Os episódios anteriores enfocaram eventos históricos na área de Wilmington e na Carolina do Norte. Os fãs do programa, que geralmente também são fãs de história, costumam ir ao Burgwin-Wright House and Gardens de Wilmington, que data do século 18 e cujo diretor assistente, Hunter Ingram, chamou o Burgwin-Wright de “o lugar para falar sobre o 250º aniversário da América em Wilmington”.
Ingram também produz um podcast de história, “Outlander on the Cape Fear”, para o Burgwin-Wright.
Quanto à produção de “1776” da Thalian Association, que está co-produzindo com o Thalian Hall Center for the Performing Arts, a diretora Davis disse que a está ambientando nos dias atuais para destacar a relevância contínua do espetáculo.
“Eu estava realmente interessada em defini-lo para 2026, o que não sou a primeira a fazer”, disse ela.

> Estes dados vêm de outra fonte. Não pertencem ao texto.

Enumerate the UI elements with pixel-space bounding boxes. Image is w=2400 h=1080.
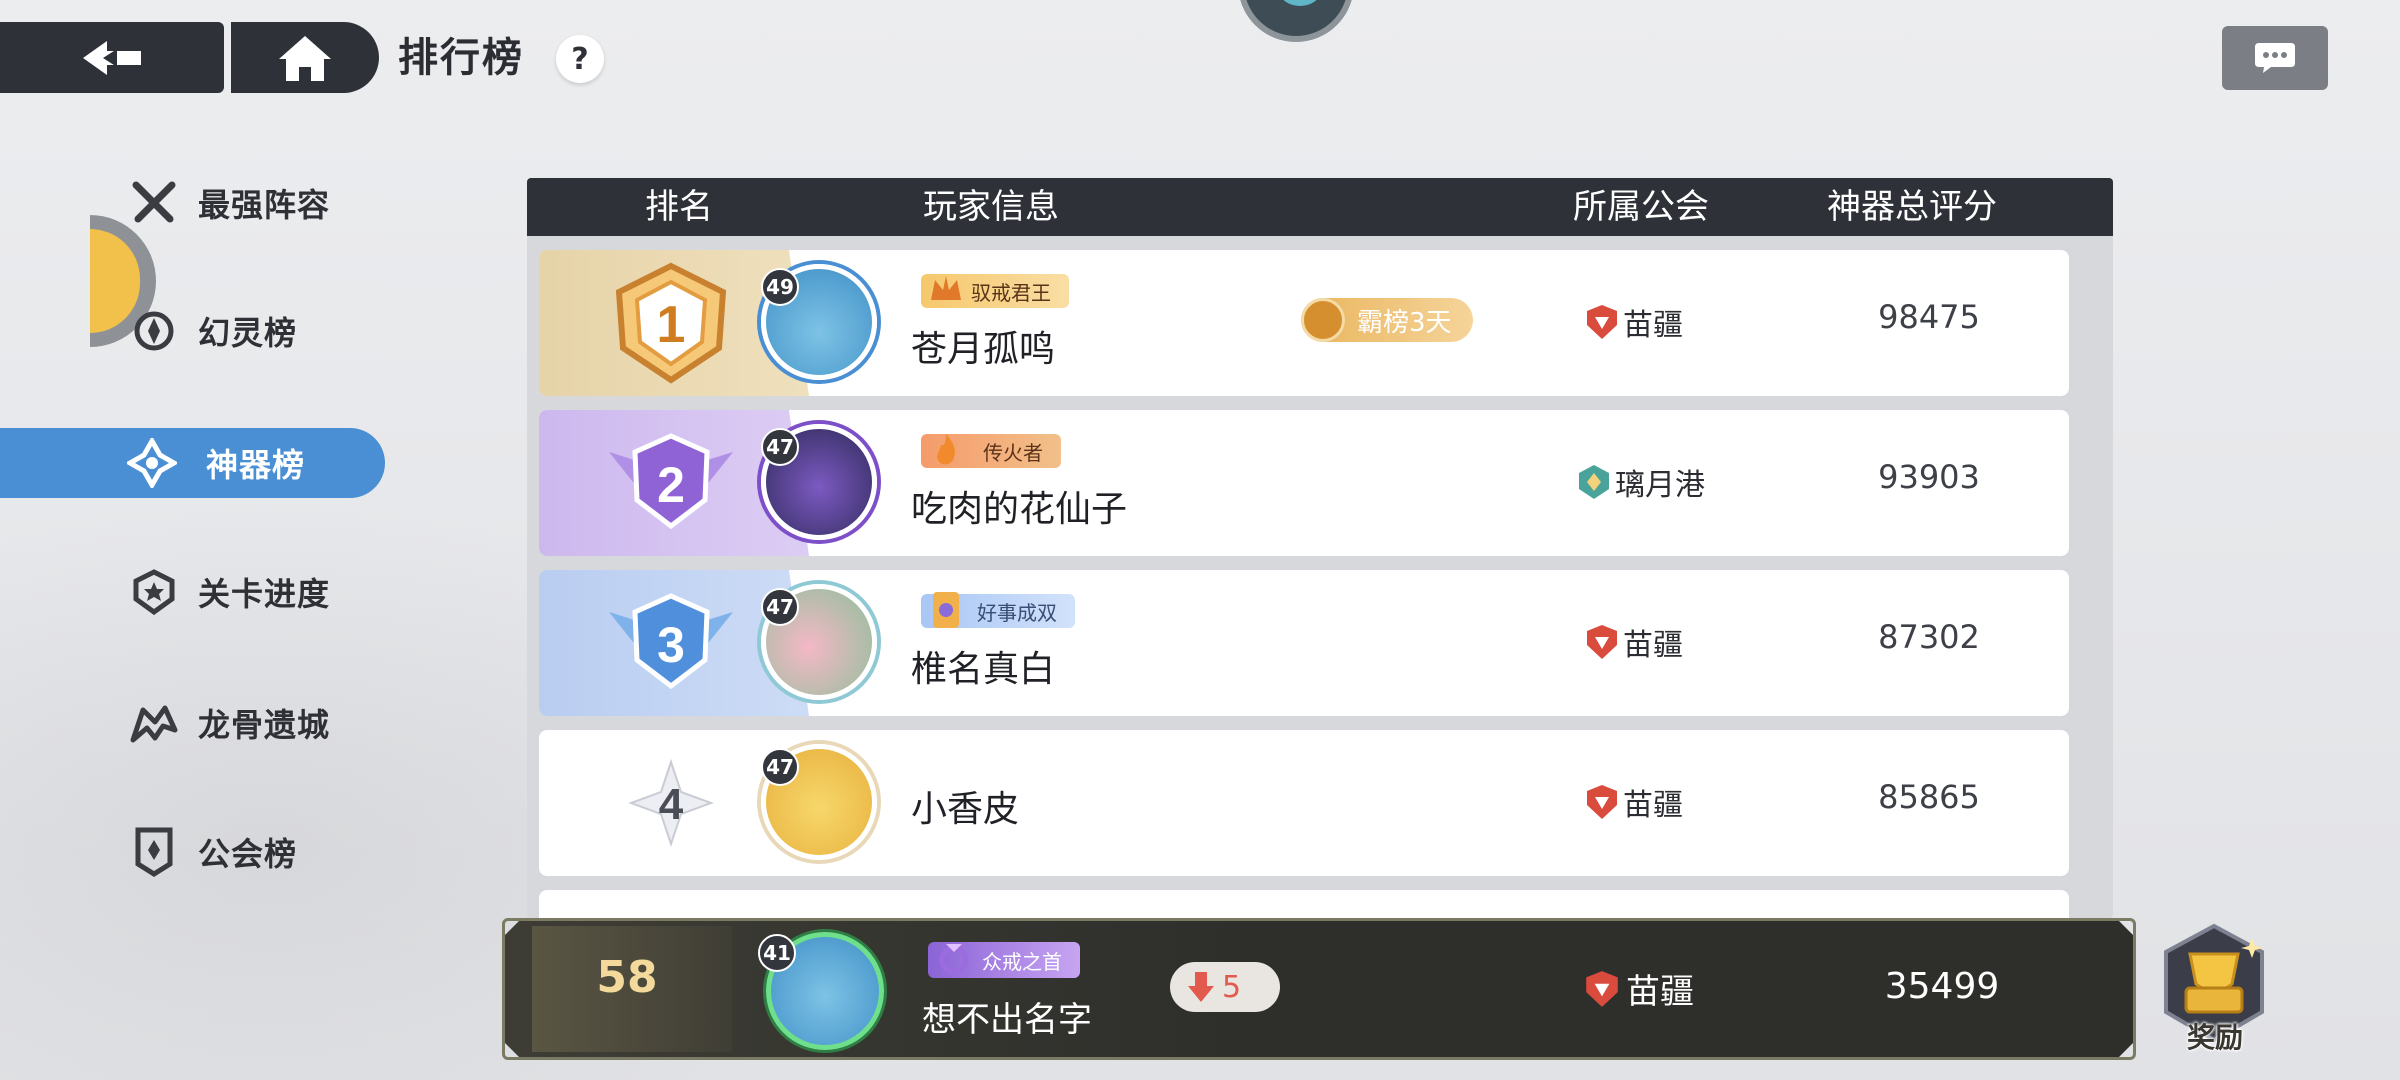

Fazer uma versão “moderna” do espetáculo significa, em grande parte, usar trajes contemporâneos, como ternos de negócios, enquanto o cenário do espetáculo evocará as câmaras do Senado dos EUA, embora o Senado não existisse em 1776.
A maior parte do programa é mantida igual, incluindo os pronomes originais, apesar do fato de uma mulher, Susie Lukens, interpretar o principal antagonista do programa, John Dickinson, que argumenta com John Adams (interpretado por Carson Sikorski) contra muitas das disposições que fizeram parte da Declaração de Independência.
“Há pontos críticos na história americana. A história que contamos sobre a Declaração da Independência, se você não vir ‘1776’, talvez nunca saiba que houve tanta oposição a ela”, disse Lukens. “Não precisamos testar o funcionamento do nosso sistema com muita frequência. … Estamos em um momento em que nosso sistema está sendo testado, (e) estamos vendo pessoas tentando dizer: ‘Não, não precisamos seguir as regras.'”
“É fácil pensar: ‘A América é uma merda agora”, disse Davis. “Mas, como uma mulher queer negra, estou tendo muito mais facilidade aqui (do que ela poderia estar em outros lugares). É como se, em vez de simplesmente desistir, lutasse pelo futuro.”